Fortunately, there are simple ways you can combat the mental fatigue and the side effects of unemployment, that will not only protect you personally, but help you maximize your professional development at the same time!
Organize your time online
There’s really no debate that the internet is your friend when it comes to looking for a job. The University of Colorado Denver performed a conclusive study showing that job seekers who use the internet spend 25% less time between jobs.
A problem arises though, with the fact that the internet is also a dangerous time eater for a busy individual. In order to prevent yourself from feeling too disorganized, and becoming unproductive, we recommend setting a strict schedule for doing your job search tasks online. Stick to the schedule as though it is part of your job, because right now: it is!

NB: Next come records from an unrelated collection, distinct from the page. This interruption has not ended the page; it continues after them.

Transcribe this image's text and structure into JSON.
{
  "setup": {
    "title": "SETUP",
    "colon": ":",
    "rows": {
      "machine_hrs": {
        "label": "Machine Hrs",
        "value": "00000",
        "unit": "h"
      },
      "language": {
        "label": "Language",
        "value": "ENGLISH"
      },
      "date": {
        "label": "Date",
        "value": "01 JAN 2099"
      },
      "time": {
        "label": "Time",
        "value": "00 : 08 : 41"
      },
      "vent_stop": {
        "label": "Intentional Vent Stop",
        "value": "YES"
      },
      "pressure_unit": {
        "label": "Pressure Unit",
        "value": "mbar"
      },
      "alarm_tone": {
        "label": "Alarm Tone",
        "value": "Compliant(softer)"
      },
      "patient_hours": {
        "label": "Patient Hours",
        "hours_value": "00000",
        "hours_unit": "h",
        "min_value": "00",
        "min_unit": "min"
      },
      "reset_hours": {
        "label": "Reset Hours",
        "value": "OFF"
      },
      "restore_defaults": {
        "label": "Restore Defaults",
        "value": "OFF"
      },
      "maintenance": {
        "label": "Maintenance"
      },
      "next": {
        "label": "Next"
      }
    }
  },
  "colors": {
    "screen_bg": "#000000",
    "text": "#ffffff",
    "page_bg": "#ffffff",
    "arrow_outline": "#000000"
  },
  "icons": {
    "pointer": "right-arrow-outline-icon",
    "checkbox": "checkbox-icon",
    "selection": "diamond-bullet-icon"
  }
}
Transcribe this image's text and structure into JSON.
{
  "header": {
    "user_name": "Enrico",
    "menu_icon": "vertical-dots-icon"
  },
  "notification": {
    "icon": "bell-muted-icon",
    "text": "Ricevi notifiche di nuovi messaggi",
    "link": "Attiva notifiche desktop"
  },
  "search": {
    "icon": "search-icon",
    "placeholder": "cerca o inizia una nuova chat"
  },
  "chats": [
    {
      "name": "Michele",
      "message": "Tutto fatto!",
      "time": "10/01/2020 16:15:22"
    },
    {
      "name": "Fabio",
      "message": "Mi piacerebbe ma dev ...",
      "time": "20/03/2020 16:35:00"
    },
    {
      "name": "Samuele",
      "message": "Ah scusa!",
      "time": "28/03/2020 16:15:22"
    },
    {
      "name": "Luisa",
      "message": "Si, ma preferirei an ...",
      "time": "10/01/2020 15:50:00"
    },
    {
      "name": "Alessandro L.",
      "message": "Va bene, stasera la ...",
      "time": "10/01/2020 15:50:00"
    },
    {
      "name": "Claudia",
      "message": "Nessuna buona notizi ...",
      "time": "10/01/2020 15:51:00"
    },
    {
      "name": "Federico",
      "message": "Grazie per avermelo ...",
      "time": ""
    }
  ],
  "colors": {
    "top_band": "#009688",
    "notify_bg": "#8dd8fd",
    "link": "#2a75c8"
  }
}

If you find it too difficult to focus online, try setting up a different email for work-related items, so you aren’t distracted by personal messages during your allotted job search times. Or consider using “zenware”, different types of software designed to provide clean, focused interfaces that can block less-productive sites during search hours.
Make mental health your business
The best thing about maintaining mental wellness during unemployment is that it requires the same simple steps that you probably already had in your routine, with the added benefit of being able to fit them into your schedule a lot more easily!
Were you skipping the gym too much after work? Make it part of your regular routine again! Did you find it difficult to practice mindfulness through yoga or meditation when you had deadlines looming at the office? Now’s your chance to get reacquainted with yourself!
Even easy things like taking a short walk through nature, meeting up with friends for a chat, or cleaning your home can have exponential benefits to your mental wellbeing. Don’t be afraid to reach out to others for support, and if you feel overwhelmed even while taking care of yourself, talk to a therapist to learn more about what might help you, specifically.
Line up your finances
Not everyone has a comfortable amount of rainy day money tucked aside, but keen fiscal planning means that you can keep yourself afloat even if it starts flooding!
Take stock of your incoming and outgoing payments, as well as the dates and times when each payment is expected. If you find that, as the belt tightens, you need to ask for leeway on your bills, then ask! Many organizations allow some flexibility with your payments, especially if you’ve been diligent until now (and during the pandemic, this is even more true).
If you haven’t already, make a spreadsheet of your expenses, or find a free template online to help you track your money. Avoid easy outs like high-interest short-term loans, and talk to a financial advisor if things start to seem unmanageable.
Develop your skills portfolio
While you may not be able to work for someone else right now, you can surely work on yourself!
Take time to consider where you want to be; is this the time that you finally try to break into that new industry you’re excited about? Look at the skill sets of professionals in the industry you want to work at and investigate how you get there.
Are there online courses you can take? Is there a certification you need? What about brushing up on some skills you haven’t had to use in some time, or that you might be able to improve upon?
Step one to building your skills is researching what you need. Step two is finding out how to learn/develop them. And step three is following the roadmap to success that you just laid out for yourself!
Unemployment often comes as a major life change. But with a solid set of guiding principles to how you approach it, it can be a positive one instead of a negative one!